At the meeting, the Senate also passed a resolution to merge or rename multiple committees as part of its ongoing “committee reimagining” process. The Agenda Committee discussed expanding its own committee with hopes of adding three more senators and filling all of its remaining student and staff positions.

Following the Agenda Committee’s proposal to expand the committee, meeting attendees raised concerns about the representation of students and university staff within the Senate. They suggested changes to eliminate Senate bylaws that make it “harder” for the Senate to fill its seats. Samuel Gorovitz, a senator on the Academic Affairs Committee, proposed removing the requirement that senators cannot run for a seat unopposed.

“The staff don’t have quite as much discretion over their time (as faculty),” Gorovitz said. “It might be easier to interest staff (in the Senate) if it were a matter of university policy that the supervisors of staff were required to let staff participate and count that during their work time.”

Agenda Committee Chair Kira Reed confirmed that the Student Life and Athletic Policy Committees will not merge — an idea discussed in the Senate’s open forum earlier this month — following conversations between the two committees which determined there is no “clear overlap” between the committee’s responsibilities.

The Student Life Committee, however, is undergoing an update as part of the committee reimagining process. A tentative new name, “The Student Thriving, Engagement, and Resources Committee,” is part of an effort to better report on different student groups and “not treat students as a monolith,” Reed said.

The Race, Ethnicity, Equity, and Inclusion Committee and the Lesbian, Gay, Bisexual, Transgender, Queer, and Asexual Justice and Advocacy Committee will also merge as the “Intersectional Equity for Race, Ethnicity, Sexuality, Gender Identity, and Disability Committee” following the earlier resolution, according to the Senate’s slideshow.

Some of the Race, Ethnicity, Equity, and Inclusion Committee’s work so far this semester included hosting conversations around the Students for Fair Admissions Inc. v. President & Fellows of Harvard College Supreme Court decision, the renaming of 119 Euclid to “The Barner-McDuffie House” and making members aware of informational sessions regarding the ongoing Israel-Hamas war, said Suzette Meléndez, a senator in the committee.

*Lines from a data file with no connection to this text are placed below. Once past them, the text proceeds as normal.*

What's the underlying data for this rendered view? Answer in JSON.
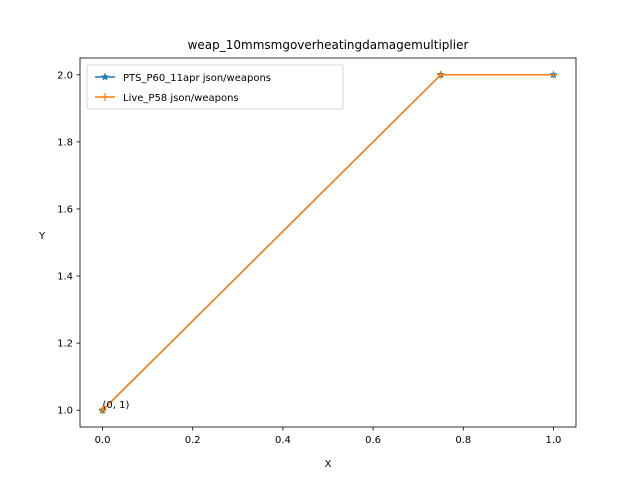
{
  "chart_data": {
    "type": "line",
    "title": "weap_10mmsmgoverheatingdamagemultiplier",
    "xlabel": "X",
    "ylabel": "Y",
    "xlim": [
      -0.05,
      1.05
    ],
    "ylim": [
      0.95,
      2.05
    ],
    "x_ticks": [
      0.0,
      0.2,
      0.4,
      0.6,
      0.8,
      1.0
    ],
    "x_tick_labels": [
      "0.0",
      "0.2",
      "0.4",
      "0.6",
      "0.8",
      "1.0"
    ],
    "y_ticks": [
      1.0,
      1.2,
      1.4,
      1.6,
      1.8,
      2.0
    ],
    "y_tick_labels": [
      "1.0",
      "1.2",
      "1.4",
      "1.6",
      "1.8",
      "2.0"
    ],
    "grid": false,
    "legend_position": "top-left",
    "series": [
      {
        "name": "PTS_P60_11apr json/weapons",
        "color": "#1f77b4",
        "marker": "star",
        "points": [
          [
            0,
            1
          ],
          [
            0.75,
            2
          ],
          [
            1,
            2
          ]
        ]
      },
      {
        "name": "Live_P58 json/weapons",
        "color": "#ff7f0e",
        "marker": "plus",
        "points": [
          [
            0,
            1
          ],
          [
            0.75,
            2
          ],
          [
            1,
            2
          ]
        ]
      }
    ],
    "annotations": [
      {
        "text": "(0, 1)",
        "x": 0,
        "y": 1
      }
    ]
  }
}
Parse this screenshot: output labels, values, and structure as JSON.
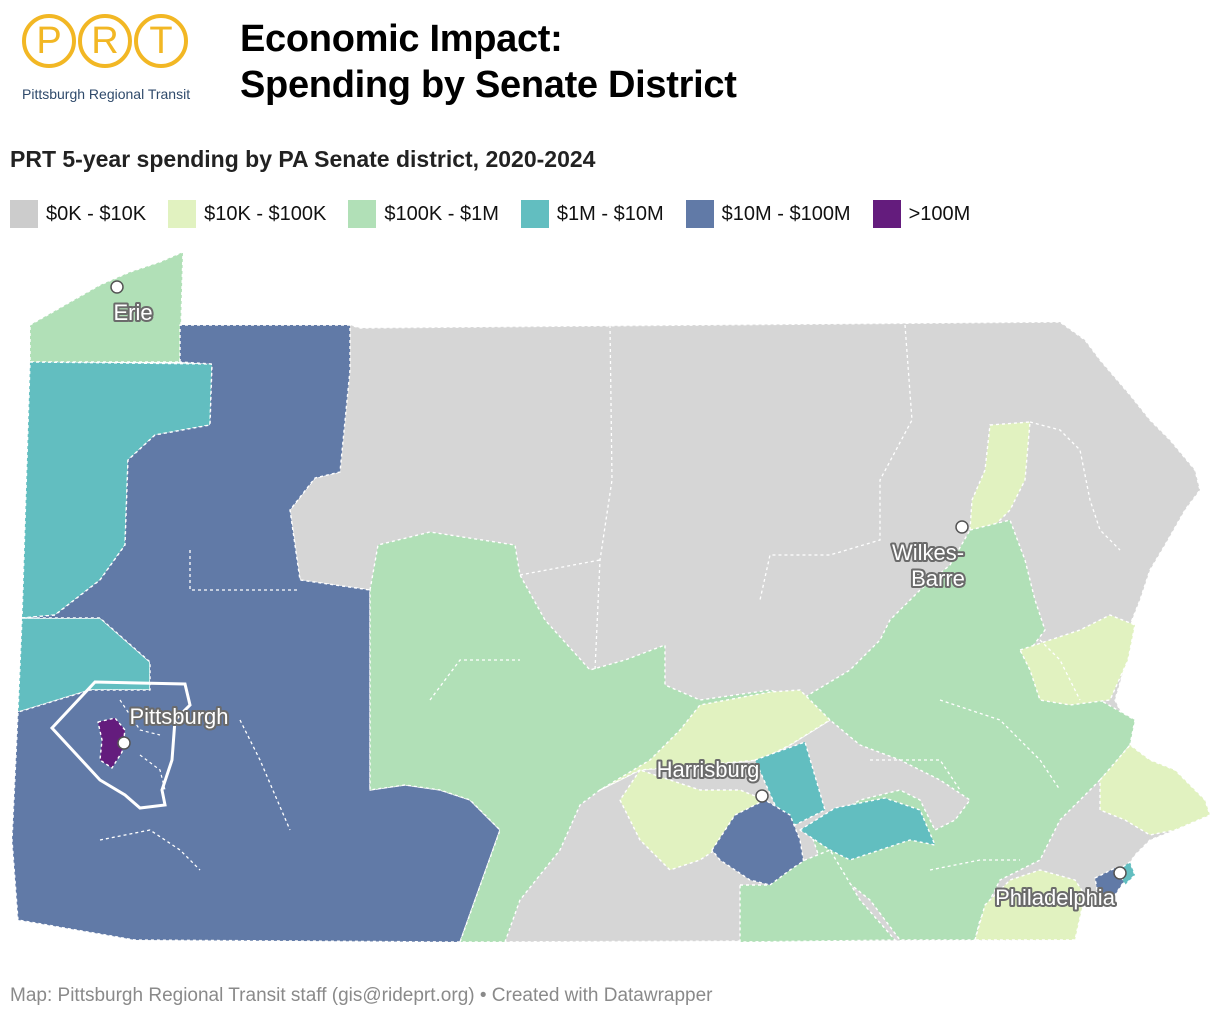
{
  "logo": {
    "letters": [
      "P",
      "R",
      "T"
    ],
    "subtitle": "Pittsburgh Regional Transit"
  },
  "title_line1": "Economic Impact:",
  "title_line2": "Spending by Senate District",
  "subtitle": "PRT 5-year spending by PA Senate district, 2020-2024",
  "legend": [
    {
      "label": "$0K - $10K",
      "color": "#cccccc"
    },
    {
      "label": "$10K - $100K",
      "color": "#e1f2c0"
    },
    {
      "label": "$100K - $1M",
      "color": "#b1e0b7"
    },
    {
      "label": "$1M - $10M",
      "color": "#62bec0"
    },
    {
      "label": "$10M - $100M",
      "color": "#617aa7"
    },
    {
      "label": ">100M",
      "color": "#641c7d"
    }
  ],
  "cities": {
    "erie": "Erie",
    "pittsburgh": "Pittsburgh",
    "wilkes_line1": "Wilkes-",
    "wilkes_line2": "Barre",
    "harrisburg": "Harrisburg",
    "philadelphia": "Philadelphia"
  },
  "footer": "Map: Pittsburgh Regional Transit staff (gis@rideprt.org) • Created with Datawrapper"
}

“We continue to address these challenging topics and how they manifest in our classrooms and across our campus,” Meléndez said.

PJ DiPietro, a senator in the LGBTQA Justice and Advocacy Committee, said merging the two committees will help bring an “intersectional approach to equity.”

Reed later said that the Agenda Committee intends to vote on a motion for the Women’s Concerns Committee to join the newly merged committee in its March meeting.

At the end of the meeting, the Senate held an “executive session,” which only senators can attend, for the previously re-scheduled Honorary Degree Committee report. The Academic Affairs, Curricula, Honorary Degrees and Student Life committees are on the agenda for the Senate’s next meeting on March 20.